Department of Hematology and Oncology, Zhongda Hospital, School of Medicine, Southeast University, Nanjing, People's Republic of China.
Hematology. 2023 Dec;28(1):2254556. doi: 10.1080/16078454.2023.2254556. Epub 2023 Sep 21.
Plasma cell leukemia (PCL) is a rare and aggressive plasma cell disorder, exhibiting a more unfavorable prognosis than multiple myeloma. PCL is classified into pPCL and sPCL. Recently, the IMWG has recommended new PCL definition criteria, which require the presence of ≥5% circulating plasma cells in peripheral blood smears. Due to its low incidence, research on pPCL and sPCL is limited.
We conducted a retrospective study and analyzed clinical and cytogenetic data of pPCL and sPCL patients. Overall survival (OS) and progression-free survival (PFS) were assessed by the Kaplan-Meier method, and survival distributions were compared using the log-rank test.
This is a small cohort comprising 23 pPCL and 9 sPCL patients. Notably, sPCL patients showed a higher incidence of extramedullary infiltration and a higher percentage of bone marrow plasma cells (= 0.015 and 0.025, respectively). Although no significant difference was found between the two groups in OS and PFS, a trend emerged suggesting a superior survival outcome for pPCL patients, with a higher cumulative 1-year PFS rate (38.3% vs. 13.3%) and a lower early mortality rate (mortality rate at 3 months: 15% vs. 33%). We also suggested that pPCL patients carrying t(11;14) may have a longer median survival time than individuals with other cytogenetic abnormalities, but this was not confirmed due to the small sample size.
Our study revealed clinical and cytogenetic features of pPCL and sPCL patients according to the new diagnostic criteria. The findings suggested a generally better prognosis for pPCL than sPCL and the likelihood of t(11;14) translocation acting as a favorable prognostic factor in pPCL. It is important to note that our study had a limited sample size, which may lead to bias. We hope well-designed studies can be conducted to provide more results.
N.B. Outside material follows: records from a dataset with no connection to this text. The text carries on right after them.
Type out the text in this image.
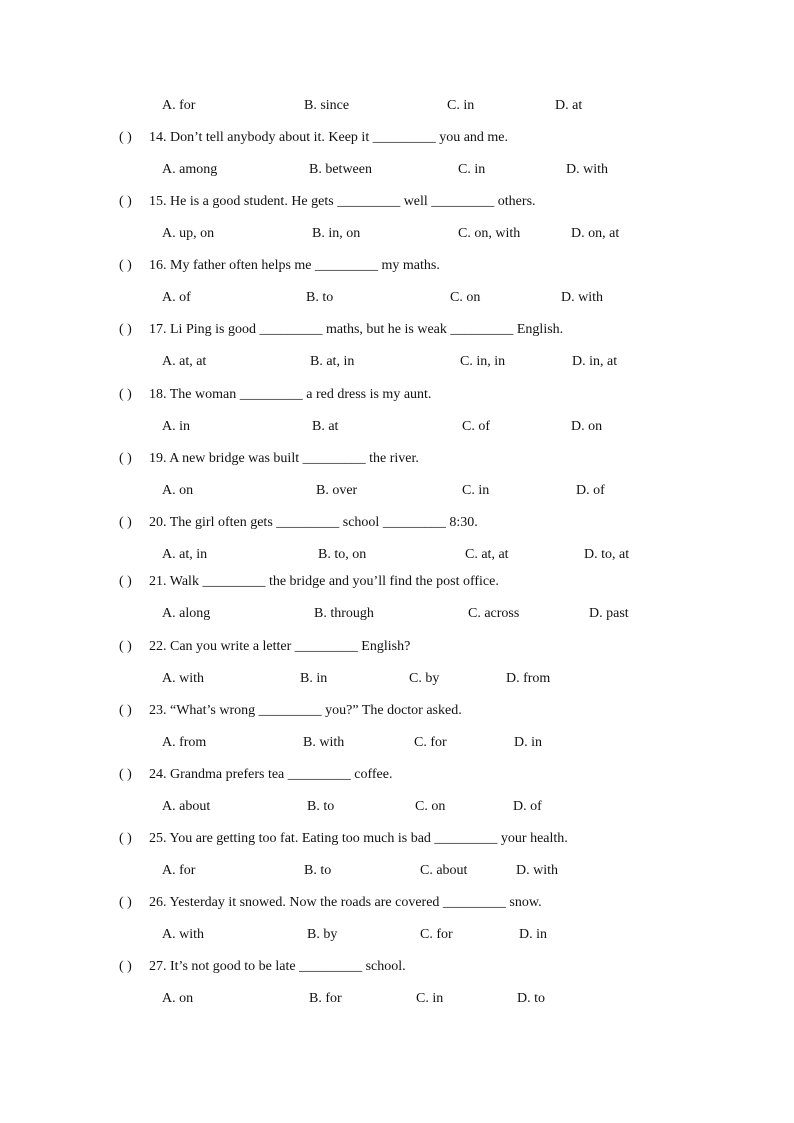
A. for	B. since	C. in	D. at
( ) 14. Don’t tell anybody about it. Keep it _________ you and me.
A. among	B. between	C. in	D. with
( ) 15. He is a good student. He gets _________ well _________ others.
A. up, on	B. in, on	C. on, with	D. on, at
( ) 16. My father often helps me _________ my maths.
A. of	B. to	C. on	D. with
( ) 17. Li Ping is good _________ maths, but he is weak _________ English.
A. at, at	B. at, in	C. in, in	D. in, at
( ) 18. The woman _________ a red dress is my aunt.
A. in	B. at	C. of	D. on
( ) 19. A new bridge was built _________ the river.
A. on	B. over	C. in	D. of
( ) 20. The girl often gets _________ school _________ 8:30.
A. at, in	B. to, on	C. at, at	D. to, at
( ) 21. Walk _________ the bridge and you’ll find the post office.
A. along	B. through	C. across	D. past
( ) 22. Can you write a letter _________ English?
A. with	B. in	C. by	D. from
( ) 23. “What’s wrong _________ you?” The doctor asked.
A. from	B. with	C. for	D. in
( ) 24. Grandma prefers tea _________ coffee.
A. about	B. to	C. on	D. of
( ) 25. You are getting too fat. Eating too much is bad _________ your health.
A. for	B. to	C. about	D. with
( ) 26. Yesterday it snowed. Now the roads are covered _________ snow.
A. with	B. by	C. for	D. in
( ) 27. It’s not good to be late _________ school.
A. on	B. for	C. in	D. to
浆细胞白血病(PCL)是一种罕见且侵袭性的浆细胞疾病,其预后比多发性骨髓瘤更差。PCL 分为原发性浆细胞白血病(pPCL)和继发性浆细胞白血病(sPCL)。最近,IMWG 推荐了新的 PCL 定义标准,要求外周血涂片中有≥5%的循环浆细胞。由于发病率低,对 pPCL 和 sPCL 的研究有限。
我们进行了一项回顾性研究,分析了 pPCL 和 sPCL 患者的临床和细胞遗传学数据。通过 Kaplan-Meier 法评估总生存期(OS)和无进展生存期(PFS),使用对数秩检验比较生存分布。
这是一个小队列,包括 23 例 pPCL 和 9 例 sPCL 患者。值得注意的是,sPCL 患者骨髓浆细胞比例较高(=0.015 和 0.025),且骨髓外浸润发生率更高。尽管两组 OS 和 PFS 无显著差异,但 pPCL 患者的生存结果似乎更好,累积 1 年 PFS 率更高(38.3% vs. 13.3%),早期死亡率更低(3 个月死亡率:15% vs. 33%)。我们还发现携带 t(11;14)的 pPCL 患者的中位生存时间可能长于具有其他细胞遗传学异常的患者,但由于样本量较小,这一结果未得到证实。
根据新的诊断标准,本研究揭示了 pPCL 和 sPCL 患者的临床和细胞遗传学特征。研究结果表明,pPCL 的预后普遍优于 sPCL,并且 t(11;14)易位可能是 pPCL 的有利预后因素。需要注意的是,本研究的样本量有限,可能存在偏倚。我们希望能够开展设计良好的研究,提供更多结果。